The head of Amnesty's Ukrainian office also took issue with the report and in posts on Facebook said the Ukrainian office "was not involved in the preparation or writing" of the report. Okswana Pokalchuk said "representatives of the Ukrainian office did everything they could to prevent this material from being published" and that the report "was created based on data collected by foreign researchers and researchers from the Crisis Response Department of our organization's global office."
A Ukrainian woman walks amid the debris of a residential building following night shelling in Mykolaiv, Ukraine, Aug. 2, 2022.
Amnesty said its researchers investigated Russian strikes in Ukraine between April and July in the Kharkiv, Donbas and Mykolaiv regions. Amnesty said its "researchers found evidence of Ukrainian forces launching strikes from within populated residential areas as well as basing themselves in civilian buildings in 19 towns and villages in the regions."
"Most residential areas where soldiers located themselves were kilometers away from front lines," Amnesty said. "Viable alternatives were available that would not endanger civilians - such as military bases or densely wooded areas nearby, or other structures further away from residential areas."
Amnesty said that in the cases it documented, it was "not aware that the Ukrainian military who located themselves in civilian structures in residential areas asked or assisted civilians to evacuate nearby buildings - a failure to take all feasible precautions to protect civilians."
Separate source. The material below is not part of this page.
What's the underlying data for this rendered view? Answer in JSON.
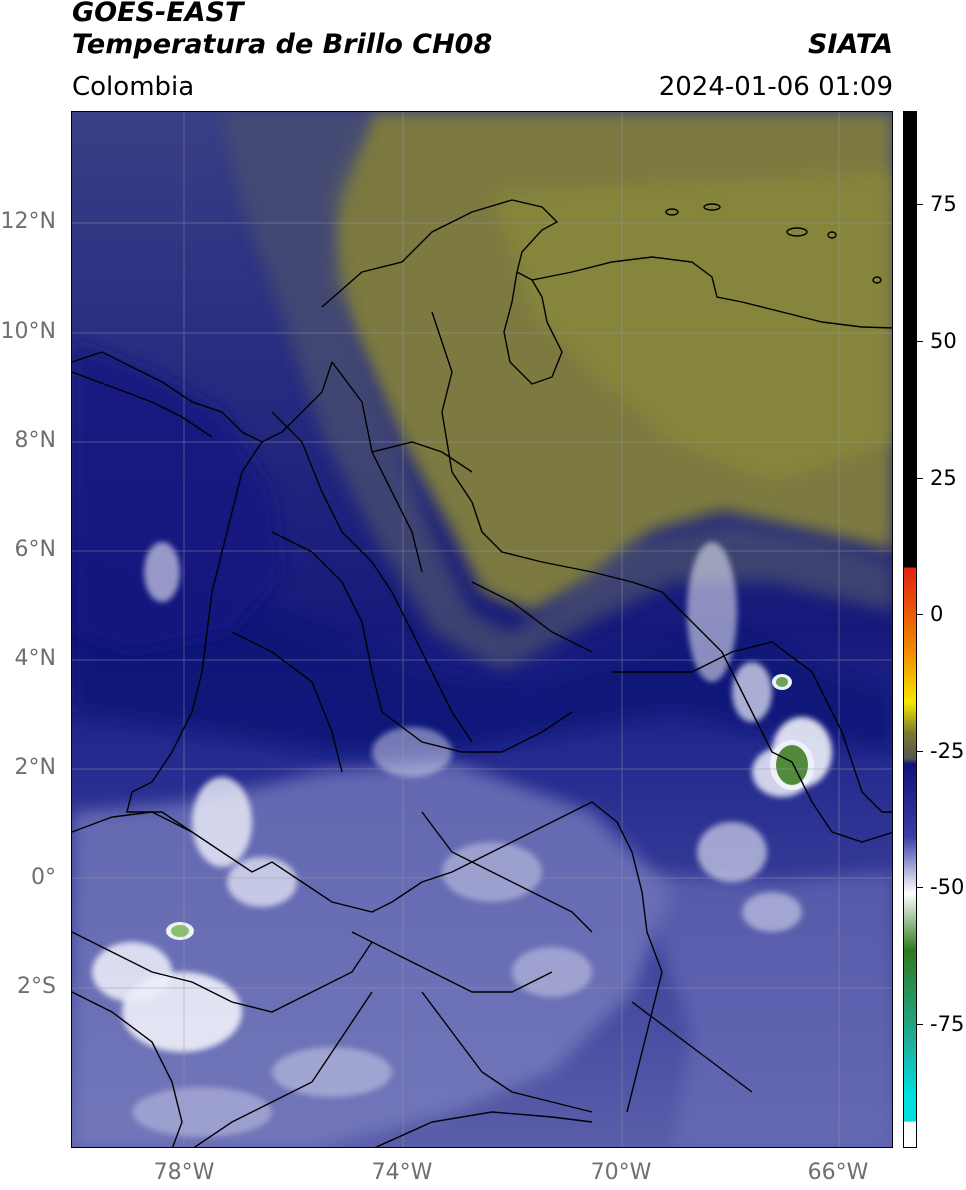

Zelensky said in his address, "Anyone who amnesties Russia and who artificially creates such an informational context that some attacks by terrorists are supposedly justified or supposedly understandable, cannot but realize that it helps the terrorists. And if you provide manipulative reports, then you share the responsibility for the death of people with them."
NATO Secretary General Jens Stoltenberg said Thursday the Western military alliance has the joint tasks of supporting Ukraine in its fight against a Russian invasion and preventing the conflict from spreading into a war between Russia and NATO.
Speaking to a summer camp in his native Norway, Stoltenberg said NATO has a moral responsibility to support Ukraine and the Ukrainian people who have been subjected to a war of aggression.
"We are seeing acts of war, attacks on civilians and destruction not seen since World War II," Stoltenberg said, according to a NATO release of his prepared remarks. "We cannot be indifferent to this."
Stotenberg said the world will be a more dangerous place if Russian President Vladimir Putin gets what he wants through the use of military force.
"If Russia wins this war, he will have confirmation that violence works. Then other neighboring countries may be next," he said.
Ukraine's military said Thursday that Russian forces were shelling multiple areas in Ukraine, including those around Kharkiv, Slovyansk and Chernihiv.
Meanwhile, Britain's defense ministry said Ukrainian forces were using missiles and artillery attacks against Russian "military strongholds, personnel clusters, logistical support bases and ammunition depots." A ministry statement said such attacks were likely to have a high impact on Russia's efforts to resupply and support its forces.